3. Wat mijn woonbuurt alhier betreft. Hoe natuurlijk, dat Leyden thands eindeloos woeliger is, dan toen alles wat weven en spinnen kon, aan zijn getouw en wiel zat! alle die lieden zijn thands in beweging op straat. alles op klompen, alles bedelt, of schelt onophoudelijk aan ieder huis om zwavelstokken of andere nietigheden te verkoopen, en de kinderen liggen op de stoepen te kermen uit gebrek, of een geleerd liedtjen te bulken van hongerlijden en dergelijken, en meestal zoo onnatuurlijk, dat het in plaats van meêlijden verontwaardiging verwekt, door 't formulierwerk. Voeg daar by, de vochtigheid en rioolstank van deze lager zijde der Hooigracht, en mijne gevoeligheid voor dat alles, en oordeel dan of het te verwonderen is, dat ik bezwijke. Zeker mijne physike en morele gevoeligheid is in deze wareld eene plaag die geen weêrgâ heeft.

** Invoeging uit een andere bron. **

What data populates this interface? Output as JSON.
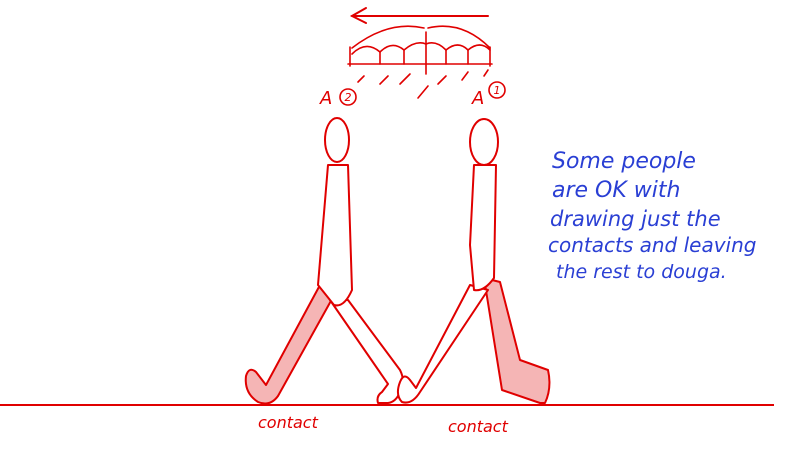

4. Ik heb lang in de verlegenheid gezeten, hoe het met den winter te maken in een huisjen, waar volstrekt geen stoken (zelfs in het zoogen. keukentjen) mogelijk was, en ook inderdaad niet mooglijk te maken zonder eene vertimmering die ten minste 5 maal de waarde van het huis kosten zou. De huisheer kwam er ook cordaat voor uit, dat wy niet zouden kunnen stoken, en in de keuken alleen met de plaatsdeur en het venster open. Het had daarom ook lang leêg gestaan, want hy wilde niemand bedriegen; maar die het voor my gehuurd had, had naar dat punt noch eenig ander gevraagd. - Wy hebben al vroeg eenige huizen gezien, maar die, ledig staande, zoo vervallen waren, dat er meer dan een halfjaar repareeren aan was, eer zy bewoond konden worden. Doch voor nu circa 5 dagen (misschien is het 6), kwam ons de gelegenheid voor, van een huis op de Garenmarkt over te nemen van iemand die het reeds half schoongemaakt had, maar daar niet in kon trekken uit hoofde van huislijke redenen. Gelukkig had ik nog geen kollegiekamer (die ik, in dit wonende, genoodzaakt was met groot ongerief buiten mijn huis te zoeken, en waarover ik in besprek was, [)] gehuurd, en ben dus gereed, op morgen over te gaan. Ik moet hier f 200,, in 't jaar verwonen, en ken het huis van sedert jaren; dat bovendien minder uit de stad en gelegener is, en voor alles op een drogen grond staat en geheel vrij van alle vochtigheid, die op de Hooigracht onlijdelijk is. Ik vlei my dus, dat mijne vrouw, wiens [sic] gedurig sukkelen alhier aan niets anders dan die vochtigheid toegeschreven kan worden, hier weder herkomen zal van die afmattende kwaal die haar al dra na onze aankomst in Leyden overvallen heeft.